What happens after you pass?

Once we are no longer here, we can’t tell people what our contingency plan would have been.    For example, if you pass at age 65 your spouse may remarry.  What would happen if you leave all of your money to your spouse and then they pass before their second spouse does?  Would that potentially mean your children inherits nothing?  It certainly can play out that way.   The surviving spouse could leave all of their assets (including yours) to their children, cutting yours out.

Effective strategies exist to avoid this from happening and you want to make sure you talk with your favorite estate planning attorney to protect your family accordingly.

Planning for the Unexpected: Safeguarding Grandchildren's Inheritance

What happens if you go to a sporting event with your daughter and on the way home you are in a tragic accident and neither of you survive.  If your will states that your assets are to be divided up between your children, then you now have 2 children who survive you as opposed to 3.  You may have just disinherited your grandchildren, because now 50% of your estate might go to each of your children that are alive.  A simple language change in your will can make sure that your daughter’s family gets 1/3 of the estate in this situation rather than her family receiving nothing.

Tax Cost

Of course, I would be remiss not to point out the benefits of reducing your taxes through comprehensive planning.  I don’t know anyone that wants to leave a financial gift to the IRS.  There are a number of tax strategies that will allow you to keep more of your money and give less to Uncle Sam.

Gifting is an important strategy that many overlook.  When I was going for my Masters in Tax, one of my professors did estate planning for high-net-worth individuals and she found that the most frustrating thing was people’s unwillingness to distribute their estate to their children and grandchildren for fear of needing the money.  The thought of borrowing money from those who they wanted to give their money to was too hard to swallow.  As a result, they gave more of their money to the government.  You can gift up to $18,000 to every individual you know and there are strategies to distribute more as needed. If you have 3 married children and 6 grandchildren you have 12 family members you can give money to each year.  That’s $216,000 per year you can give away tax free.  Do that for 10 years and see how much you can get out of your estate!

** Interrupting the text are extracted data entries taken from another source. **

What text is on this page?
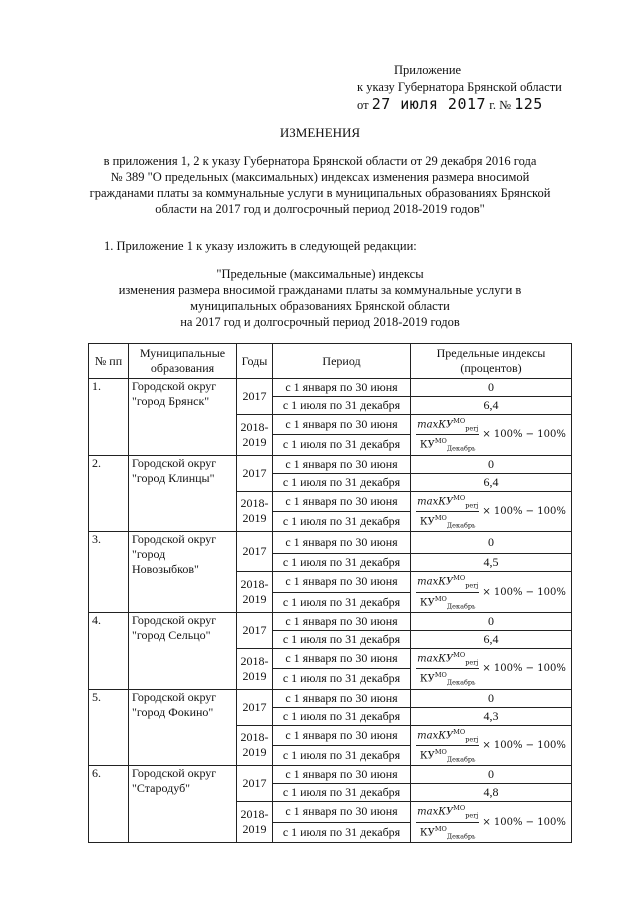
Приложение
к указу Губернатора Брянской области
от 27 июля 2017 г. № 125
ИЗМЕНЕНИЯ
в приложения 1, 2 к указу Губернатора Брянской области от 29 декабря 2016 года
№ 389 "О предельных (максимальных) индексах изменения размера вносимой
гражданами платы за коммунальные услуги в муниципальных образованиях Брянской
области на 2017 год и долгосрочный период 2018-2019 годов"
1. Приложение 1 к указу изложить в следующей редакции:
"Предельные (максимальные) индексы
изменения размера вносимой гражданами платы за коммунальные услуги в
муниципальных образованиях Брянской области
на 2017 год и долгосрочный период 2018-2019 годов
№ пп	Муниципальные образования	Годы	Период	Предельные индексы (процентов)
1.	Городской округ "город Брянск"	2017	с 1 января по 30 июня	0
			с 1 июля по 31 декабря	6,4
		2018-2019	с 1 января по 30 июня	$\frac{\max КУ^{МО}_{perj}}{КУ^{МО}_{Декабрь}} \times 100\% - 100\%$

			с 1 июля по 31 декабря	
2.	Городской округ "город Клинцы"	2017	с 1 января по 30 июня	0
			с 1 июля по 31 декабря	6,4
		2018-2019	с 1 января по 30 июня	$\frac{\max КУ^{МО}_{perj}}{КУ^{МО}_{Декабрь}} \times 100\% - 100\%$

			с 1 июля по 31 декабря	
3.	Городской округ "город Новозыбков"	2017	с 1 января по 30 июня	0
			с 1 июля по 31 декабря	4,5
		2018-2019	с 1 января по 30 июня	$\frac{\max КУ^{МО}_{perj}}{КУ^{МО}_{Декабрь}} \times 100\% - 100\%$

			с 1 июля по 31 декабря	
4.	Городской округ "город Сельцо"	2017	с 1 января по 30 июня	0
			с 1 июля по 31 декабря	6,4
		2018-2019	с 1 января по 30 июня	$\frac{\max КУ^{МО}_{perj}}{КУ^{МО}_{Декабрь}} \times 100\% - 100\%$

			с 1 июля по 31 декабря	
5.	Городской округ "город Фокино"	2017	с 1 января по 30 июня	0
			с 1 июля по 31 декабря	4,3
		2018-2019	с 1 января по 30 июня	$\frac{\max КУ^{МО}_{perj}}{КУ^{МО}_{Декабрь}} \times 100\% - 100\%$

			с 1 июля по 31 декабря	
6.	Городской округ "Стародуб"	2017	с 1 января по 30 июня	0
			с 1 июля по 31 декабря	4,8
		2018-2019	с 1 января по 30 июня	$\frac{\max КУ^{МО}_{perj}}{КУ^{МО}_{Декабрь}} \times 100\% - 100\%$

			с 1 июля по 31 декабря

Consider your tax bracket compared to your heirs'. You might be in a lower tax bracket than your working children. Taking calculated withdrawals from your retirement accounts, with the guidance of a financial advisor, could be advantageous. For example, strategically converting some traditional IRA funds to a Roth IRA before retirement can provide tax-free withdrawals for your heirs in the future. Consulting a financial advisor can help you develop personalized strategies to minimize taxes on your estate and maximize the amount your heirs ultimately receive.

Beyond the Basics

Additional Considerations:

  • Digital Assets: With the rise of digital assets like cryptocurrency and online accounts, ensure your plan addresses how these will be managed and transferred to your heirs.
  • Business Succession: If you own a business, consider incorporating a succession plan to ensure a smooth transition after your passing.
  • Special Needs Considerations: If you have a loved one with special needs, a special needs trust can be established to ensure their continued care without jeopardizing their eligibility for government benefits.

By taking a thoughtful and comprehensive approach to inheritance planning, you can create a lasting legacy that supports your loved ones' financial well-being for years to come.